It's a wickedly good play that's sure to leave your opponent in desperation mode while you're on cloud nine, flying high and defying gravity. I played a total of 31 games during the WCQ and I can safely say that I resolved Des Croaking in well over half of them. I used that Breakthrough Skill play a lot, but it was never more important than in my Top 64 match (we'll get to that later). Croaking my opponent was easily part of the reason I had such incredible success this past weekend and never went into time. (Not going into time with a Frog deck is an achievement in and of its own, especially at a high level event).

The final card I want to discuss is Flip Flop Frog. Triple F, as I will refer to him from now on, is an incredible card. Like many Graveyard-reliant decks, Abyss Dweller's a pain. Dweller becomes even more of a problem when it has a Water monster attached to it, because it sits at a hefty 2200 ATK and can run over your Dupe Frog and Ronintoadin walls. Triple F's an instant out to that card. You can just hold it until your opponent has a problem card like Dweller, or pitch it from your hand for Swap Frog when you're ready to OTK. You could also grab it from your deck after your opponent deals 500 damage to you by activating Damage Condenser. That would allow you to manually put it face-down with its effect and then Flip Summon it to bounce your opponents monsters back to the hand.


Triple F bounces monsters back to the hand up to the number of Frogs you control. Because it says "up to" the number of Frogs, it doesn't target, and that's huge. Cards that don't target are scary. Spellbook of Fate and Orea the Sylvan High Arbiter are the first two that come to mind, and while he's not on their level, Triple F is nothing to scoff at. Its ability to laugh at Bujingi Turtle can't be understated, because Bujintei Susanowo's incredibly annoying to deal with when backed by a suite of Bujingi monsters, but Triple F doesn't care about any of them. There's also the surprise factor he brings when staring down a turn 1 Divine Dragon Knight Felgrand. Most people, when they see all of the Frogs I play, don't expect anything but a Dupe Frog or Mother Grizzly set, so they won't activate Felgrand before an attack. That lets Triple F spin away the almighty XYZ.

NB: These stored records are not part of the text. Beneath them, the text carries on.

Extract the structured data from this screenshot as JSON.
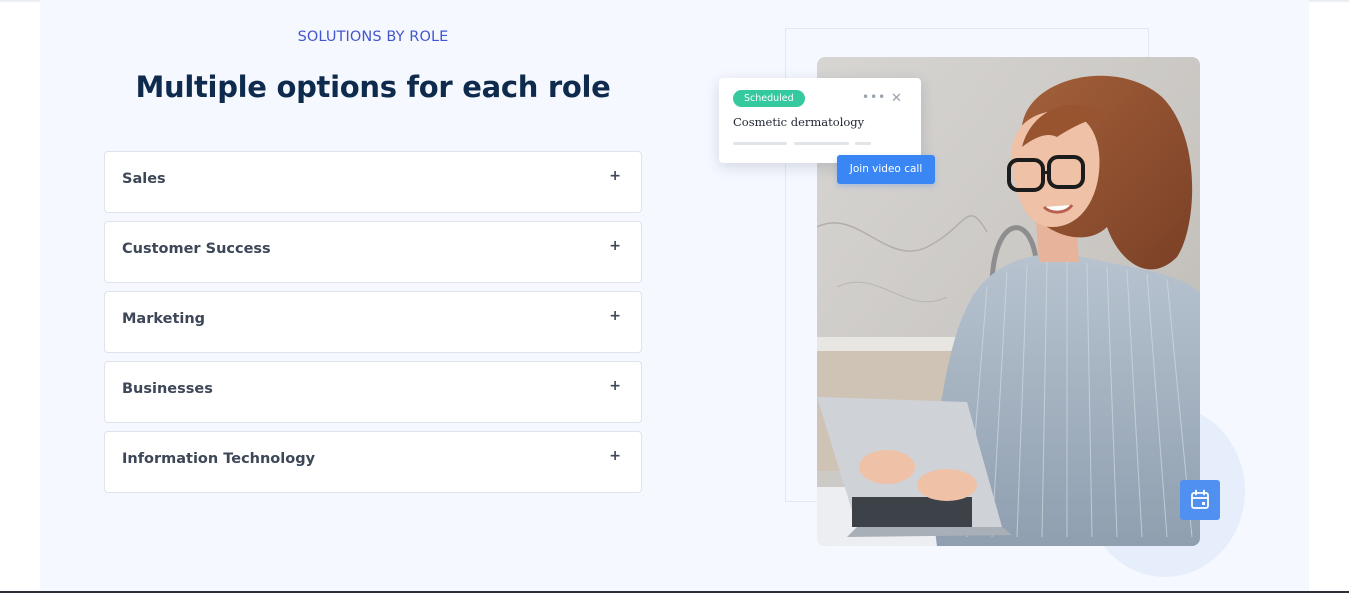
{
  "section": {
    "eyebrow": "SOLUTIONS BY ROLE",
    "heading": "Multiple options for each role"
  },
  "accordion": {
    "items": [
      {
        "label": "Sales",
        "icon": "+"
      },
      {
        "label": "Customer Success",
        "icon": "+"
      },
      {
        "label": "Marketing",
        "icon": "+"
      },
      {
        "label": "Businesses",
        "icon": "+"
      },
      {
        "label": "Information Technology",
        "icon": "+"
      }
    ]
  },
  "card": {
    "badge": "Scheduled",
    "menu": "•••",
    "close": "✕",
    "title": "Cosmetic dermatology",
    "button": "Join video call"
  },
  "icons": {
    "expand": "plus-icon",
    "menu": "more-dots-icon",
    "close": "close-icon",
    "calendar": "calendar-icon"
  },
  "colors": {
    "accent": "#4456cf",
    "heading": "#0e2a4d",
    "badge": "#34c99f",
    "button": "#3b86f5",
    "calendar_button": "#4f90f0",
    "background": "#f5f8fe"
  }
}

Another Day, Another Destiny
The NAWCQ is always an incredible time. People from all over the country and Canada make the trip; because everyone wants a shot at Worlds, and unlike a YCS, on Friday there are public events! This is great for a few reasons, but mostly because you can test your deck out and not have to play with your friends (who you've most likely tested with hundreds of times).

I thought the best place to test out the deck would be in the Attack of the Giant Card tournament, because the best players typically enter it. Sure enough, I was right. Many of the 64 participants had topped or won numerous YCS events and a few even topped previous WCQs. I had the Misfortune of playing against a particularly unscrupulous competitor in Round 1 of this event, and unfortunately had a bad experience. Our Game 1 consisted of the most incredible rule-sharking I had ever experienced at any YCS event. In the middle of attempting to OTK him and put extra damage on board, he claimed that I touched my card and moved it forward, thus declaring an attack. So he chained Forbidden Lance to stop the OTK. He was under Trap Stun, couldn't use any of his other three set cards and was clearly in desperation mode. He'd made a comment about "this being the OTK deck everyone was talking about." And when I replied, he sprung into action with this entire charade of how I said it was an OTK and everything. Somehow, he was more convincing and the judges ruled in his favor.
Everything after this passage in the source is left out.